Keylogger and mousetracker: should I use non-blocking I/O?

Question

I'm writing a simple keylogger/mouselogger in C/C++ for Windows. To do that, I use the Win32 functions LowLevelMouseProc and LowLevelKeyboardProc .

If relevant, here is a GitHub gist with my code, which is ultra-elementary: define the event callback and register it along with a callback for SIGINT. I'll add a summarized version at the end of the question.

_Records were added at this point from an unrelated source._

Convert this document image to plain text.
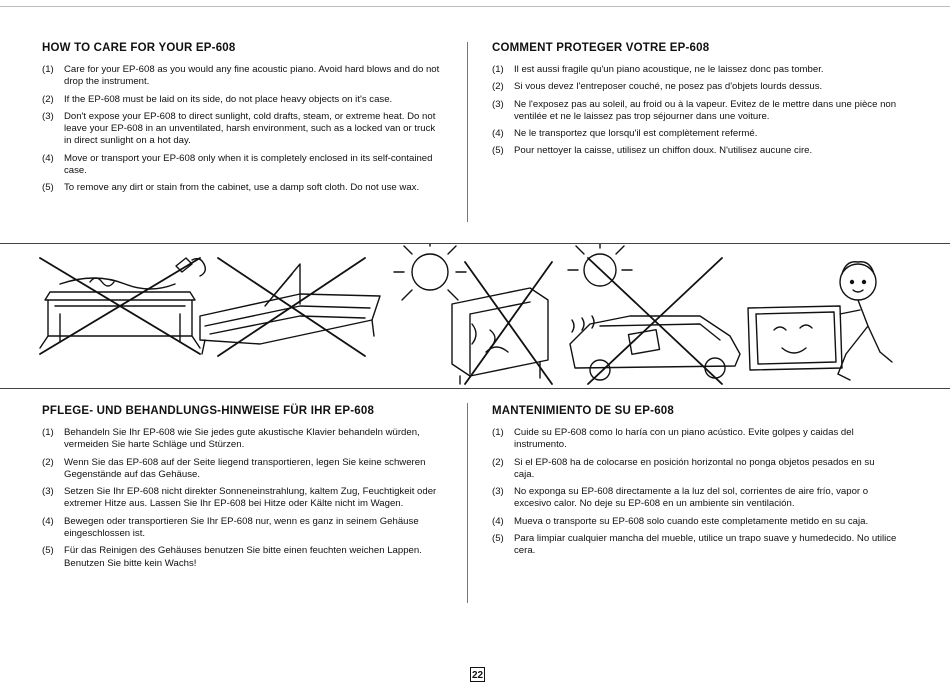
HOW TO CARE FOR YOUR EP-608
(1) Care for your EP-608 as you would any fine acoustic piano. Avoid hard blows and do not drop the instrument.
(2) If the EP-608 must be laid on its side, do not place heavy objects on it's case.
(3) Don't expose your EP-608 to direct sunlight, cold drafts, steam, or extreme heat. Do not leave your EP-608 in an unventilated, harsh environment, such as a locked van or truck in direct sunlight on a hot day.
(4) Move or transport your EP-608 only when it is completely enclosed in its self-contained case.
(5) To remove any dirt or stain from the cabinet, use a damp soft cloth. Do not use wax.
COMMENT PROTEGER VOTRE EP-608
(1) Il est aussi fragile qu'un piano acoustique, ne le laissez donc pas tomber.
(2) Si vous devez l'entreposer couché, ne posez pas d'objets lourds dessus.
(3) Ne l'exposez pas au soleil, au froid ou à la vapeur. Evitez de le mettre dans une pièce non ventilée et ne le laissez pas trop séjourner dans une voiture.
(4) Ne le transportez que lorsqu'il est complètement refermé.
(5) Pour nettoyer la caisse, utilisez un chiffon doux. N'utilisez aucune cire.
PFLEGE- UND BEHANDLUNGS-HINWEISE FÜR IHR EP-608
(1) Behandeln Sie Ihr EP-608 wie Sie jedes gute akustische Klavier behandeln würden, vermeiden Sie harte Schläge und Stürzen.
(2) Wenn Sie das EP-608 auf der Seite liegend transportieren, legen Sie keine schweren Gegenstände auf das Gehäuse.
(3) Setzen Sie Ihr EP-608 nicht direkter Sonneneinstrahlung, kaltem Zug, Feuchtigkeit oder extremer Hitze aus. Lassen Sie Ihr EP-608 bei Hitze oder Kälte nicht im Wagen.
(4) Bewegen oder transportieren Sie Ihr EP-608 nur, wenn es ganz in seinem Gehäuse eingeschlossen ist.
(5) Für das Reinigen des Gehäuses benutzen Sie bitte einen feuchten weichen Lappen. Benutzen Sie bitte kein Wachs!
MANTENIMIENTO DE SU EP-608
(1) Cuide su EP-608 como lo haría con un piano acústico. Evite golpes y caidas del instrumento.
(2) Si el EP-608 ha de colocarse en posición horizontal no ponga objetos pesados en su caja.
(3) No exponga su EP-608 directamente a la luz del sol, corrientes de aire frío, vapor o excesivo calor. No deje su EP-608 en un ambiente sin ventilación.
(4) Mueva o transporte su EP-608 solo cuando este completamente metido en su caja.
(5) Para limpiar cualquier mancha del mueble, utilice un trapo suave y humedecido. No utilice cera.
22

My question is the following : in order to minimize overhead, how should I save these events to disk?

Answers in both C or C++ are welcome.

Is it a good practice to simply write to a buffered file each time I get a new event and let the file handle flushing when the buffer is full? I heard about non-blocking I/O but microsoft's doc says that there is an additional overhead. And finally, I'm not sure wether I should create a second thread for this.

I'd like to use some sort of buffering to avoid many little disk I/O. Ideally I would write to disk once before my process is killed. But I have no idea how to achieve this.

CODE:

#include "pch.h"
#include <stdio.h>
#include <Windows.h>

HHOOK handle;
LRESULT CALLBACK lowLevelMouseProc(
    _In_ int    nCode,
    _In_ WPARAM wParam,
    _In_ LPARAM lParam
)
{
    MSLLHOOKSTRUCT* lp = (MSLLHOOKSTRUCT*)lParam;
    if (wParam == WM_MOUSEMOVE) {
        // Best way to save pt.x and pt.y to disk?
        printf("%d %d \n", lp->pt.x, lp->pt.y);
    }
    return CallNextHookEx(0, nCode, wParam, lParam);
}

int main()
{
    handle = SetWindowsHookExA(WH_MOUSE_LL, &lowLevelMouseProc, NULL, 0);
    MSG msg;
    while (GetMessage(&msg, NULL, 0, 0));
    UnhookWindowsHookEx(handle)
    return 0;
}

Answer 1

Use 2 buffers. One for writing, one for reading (flushing to disk). Once some condition is met (buffer full, program shutdown, ...), swap the buffers and start flushing to disk in a seperate thread.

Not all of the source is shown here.